By: Jolie Featherstone

Edmond Rostand’s classic tale Cyrano de Bergerac is reimagined in Joe Wright’s elegant and atmospheric adaptation of Erica Schmidt’s stage musical Cyrano.

Rostand’s tale is universal.  It muses on society’s tendency to prize the outer above the inner.  It tells us how true love and attraction is based on meeting a kindred soul, but we will only find that true love if we are able to overcome our limiting and superficial views.  The deeply human and universal nature of this tale has earned it a prized place among long-beloved historical treasures and literary curriculums.  Rostand’s words in Cyrano de Bergerac are undoubtedly some of the most beautiful ever put to paper.  The magnificence of Rostand’s words are brought to life in Joe Wright’s airily elegant world.

Having given us the modern classic Pride and Prejudice (2005) and the 2007’s Oscar-winning Atonement, Wright has established himself as a bonafide voice in the romantic-drama genre.  Joe Wright’s romantic films glisten with longing, sensuality, and simmering passion.  He has developed his own visceral language of love on film which he, happily, brings to Cyrano.

Wright’s Cyrano is based on Erica Schmidt’s stage adaptation of the famous tale.  Peter Dinklage (Game of Thrones) was cast as the titular role during its stage run.  He reprises his role here in Wright’s film.  His casting brings a sharper edge to the role.  In most Cyrano adaptations, the actor portraying the hero has donned prosthetics to enlarge their nose.  In this case, Dinklage does not don prosthetics.  Instead, Dinklage’s Cyrano exists in a society wherein people who are built differently than others are treated differently – much like our own current reality.  Dinklage is wholly committed to the role.  His eyes alone speak volumes.  He moves deftly as Cyrano in all of his multitudes: the biting wit, the sensitive poet, the glorious guard and swordsman.  Dinklage disappears into the role and brings a unique blend of world-weariness and buoyant earnestness to Cyrano.

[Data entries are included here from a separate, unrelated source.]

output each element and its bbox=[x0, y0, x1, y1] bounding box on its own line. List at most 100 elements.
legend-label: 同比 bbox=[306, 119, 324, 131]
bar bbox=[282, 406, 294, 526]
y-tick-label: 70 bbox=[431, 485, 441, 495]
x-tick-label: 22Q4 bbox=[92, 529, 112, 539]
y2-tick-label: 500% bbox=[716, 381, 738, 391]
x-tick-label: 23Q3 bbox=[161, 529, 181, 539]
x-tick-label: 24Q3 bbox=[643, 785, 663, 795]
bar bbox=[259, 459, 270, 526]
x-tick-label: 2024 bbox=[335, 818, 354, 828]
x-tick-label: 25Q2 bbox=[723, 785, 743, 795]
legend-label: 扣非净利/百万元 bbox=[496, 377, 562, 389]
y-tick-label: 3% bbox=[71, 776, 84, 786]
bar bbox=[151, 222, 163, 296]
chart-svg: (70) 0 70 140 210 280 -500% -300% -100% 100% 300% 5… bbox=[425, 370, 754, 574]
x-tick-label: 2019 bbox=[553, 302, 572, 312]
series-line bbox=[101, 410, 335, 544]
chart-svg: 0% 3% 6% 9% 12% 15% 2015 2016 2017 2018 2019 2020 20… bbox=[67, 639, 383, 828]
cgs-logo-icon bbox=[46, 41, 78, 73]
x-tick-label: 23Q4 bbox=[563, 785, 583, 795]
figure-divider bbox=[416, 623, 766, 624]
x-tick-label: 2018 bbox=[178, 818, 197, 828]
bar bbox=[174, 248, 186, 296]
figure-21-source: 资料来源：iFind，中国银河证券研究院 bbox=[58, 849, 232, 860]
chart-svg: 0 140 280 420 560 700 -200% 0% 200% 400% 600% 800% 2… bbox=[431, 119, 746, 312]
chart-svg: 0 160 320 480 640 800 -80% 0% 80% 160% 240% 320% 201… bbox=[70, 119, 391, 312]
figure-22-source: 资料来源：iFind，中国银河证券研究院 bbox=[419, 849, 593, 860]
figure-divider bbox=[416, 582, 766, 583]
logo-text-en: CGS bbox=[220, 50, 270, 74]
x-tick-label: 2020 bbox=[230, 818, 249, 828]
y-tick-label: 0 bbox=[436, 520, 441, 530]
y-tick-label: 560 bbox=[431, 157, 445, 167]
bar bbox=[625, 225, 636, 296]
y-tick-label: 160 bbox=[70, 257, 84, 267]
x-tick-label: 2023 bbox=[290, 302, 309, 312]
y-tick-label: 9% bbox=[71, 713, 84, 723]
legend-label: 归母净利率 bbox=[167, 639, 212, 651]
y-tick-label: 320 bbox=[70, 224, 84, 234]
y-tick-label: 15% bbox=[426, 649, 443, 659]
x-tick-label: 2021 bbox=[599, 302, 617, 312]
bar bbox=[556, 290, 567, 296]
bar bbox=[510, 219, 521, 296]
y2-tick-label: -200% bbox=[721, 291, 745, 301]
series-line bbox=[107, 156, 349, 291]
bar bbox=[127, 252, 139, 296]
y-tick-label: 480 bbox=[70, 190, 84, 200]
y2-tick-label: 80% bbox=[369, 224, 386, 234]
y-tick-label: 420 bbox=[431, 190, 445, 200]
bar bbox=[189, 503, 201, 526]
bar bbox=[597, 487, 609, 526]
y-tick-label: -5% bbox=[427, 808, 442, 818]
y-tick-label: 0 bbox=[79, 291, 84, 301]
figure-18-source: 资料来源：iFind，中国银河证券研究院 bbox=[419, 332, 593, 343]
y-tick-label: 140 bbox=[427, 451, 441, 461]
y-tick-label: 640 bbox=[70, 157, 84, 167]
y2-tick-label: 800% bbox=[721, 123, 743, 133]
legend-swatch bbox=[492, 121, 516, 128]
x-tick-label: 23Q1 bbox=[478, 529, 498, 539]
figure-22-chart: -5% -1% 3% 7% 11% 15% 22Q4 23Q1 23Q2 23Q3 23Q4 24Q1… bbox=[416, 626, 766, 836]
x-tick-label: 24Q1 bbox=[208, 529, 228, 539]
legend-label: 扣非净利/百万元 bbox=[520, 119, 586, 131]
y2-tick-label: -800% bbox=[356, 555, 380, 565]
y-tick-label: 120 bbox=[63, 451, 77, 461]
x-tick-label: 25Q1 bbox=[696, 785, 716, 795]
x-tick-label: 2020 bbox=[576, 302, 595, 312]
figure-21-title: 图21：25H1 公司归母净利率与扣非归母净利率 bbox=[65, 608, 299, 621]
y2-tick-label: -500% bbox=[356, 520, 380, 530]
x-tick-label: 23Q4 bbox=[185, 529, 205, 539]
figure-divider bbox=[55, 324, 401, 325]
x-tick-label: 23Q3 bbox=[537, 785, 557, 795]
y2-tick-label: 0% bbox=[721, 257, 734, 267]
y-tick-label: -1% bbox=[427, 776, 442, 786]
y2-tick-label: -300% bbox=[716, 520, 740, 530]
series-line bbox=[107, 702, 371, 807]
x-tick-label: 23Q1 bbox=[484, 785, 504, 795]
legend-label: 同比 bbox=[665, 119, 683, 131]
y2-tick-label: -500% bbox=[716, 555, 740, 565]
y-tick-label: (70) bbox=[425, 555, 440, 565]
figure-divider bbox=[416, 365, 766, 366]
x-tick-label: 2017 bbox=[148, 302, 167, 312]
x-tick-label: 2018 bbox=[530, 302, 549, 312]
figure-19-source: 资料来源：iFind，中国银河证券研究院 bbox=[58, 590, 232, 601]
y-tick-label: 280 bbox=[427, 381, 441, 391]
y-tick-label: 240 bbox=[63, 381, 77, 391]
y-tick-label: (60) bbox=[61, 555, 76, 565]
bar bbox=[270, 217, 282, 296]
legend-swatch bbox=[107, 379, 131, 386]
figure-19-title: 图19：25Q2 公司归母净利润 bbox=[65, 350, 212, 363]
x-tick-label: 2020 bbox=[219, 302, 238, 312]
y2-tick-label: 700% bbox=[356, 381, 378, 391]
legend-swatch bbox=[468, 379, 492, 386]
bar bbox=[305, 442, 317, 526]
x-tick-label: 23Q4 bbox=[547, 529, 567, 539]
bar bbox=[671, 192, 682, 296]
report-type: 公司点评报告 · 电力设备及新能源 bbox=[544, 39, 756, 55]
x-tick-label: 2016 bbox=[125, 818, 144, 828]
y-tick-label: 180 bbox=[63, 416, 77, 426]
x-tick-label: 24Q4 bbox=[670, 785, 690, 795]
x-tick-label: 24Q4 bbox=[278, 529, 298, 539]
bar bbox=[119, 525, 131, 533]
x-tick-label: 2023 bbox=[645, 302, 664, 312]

Also reprising her role from the stage, Hayley Bennett is luminous in the role of Roxanne, the object of Cyrano’s affection.  She brings a spiritedness to Roxanne that’s intoxicating.  Bennett’s Roxanne is not just a beautiful doll to be looked at.  She has verve and vigour.  We can easily understand Cyrano’s longing for her.  We yearn for them to be together.

A film so wholly about romance couldn’t have been more of a labour of love in the most literal sense of the words.  Director Joe Wright and Hayley Bennett are partners.  Writer Erica Schmidt and Peter Dinklage are married, as are Matt Berninger and Carin Besser who wrote the lyrics to the original songs.  The music (by Aaron and Bryce Dressner of The National, who can also be seen in Mistaken for Strangers) and lyrics (by Berninger also of The National and his wife/frequent collaborator Besser) are gorgeously arranged and inject a modern feel to this timeless tale.  The National’s music has appeared on many a love-lorn, heart-aching playlist.  Such a pedigree serves them well for Cyrano.  The songs are clearly modern which reinforces Wright’s choice to keep the film untethered to a strict time and place.  His locations all appear untouched by time but do not offer explicit signifiers.  This lends to the films’ lyrical, otherworldly beauty.  Indeed, a song outside of the central romance called “Wherever I Fall” sung by the battle-beaten troops is hauntingly beautiful – balancing between the ancient and the new.  Unfortunately, there are times in the film where the lyrics get lost in the overall sound mixing.

Cyrano has the makings of a classic fairytale.  It balances soft, ethereal light with darkness and despair.  Indeed, even in moments of shadow, the fight choreography is exquisitely done.  Like all good fairytales, Cyrano visually plumbs the recesses and soars to the heights of primal human emotion.

Wright’s use of breath to ground the weightlessness of falling in love is poetic.  From the moment that Roxanne and Christian first lay eyes on each other to the finale’s shattering exhale, this film wears it’s heart on its sleeve.  This is not a film for even-keeled realism.  This is a film for dreamers.  If you can, see it on the big screen to immerse yourself in the visual and auditory majesty of this operatic romance.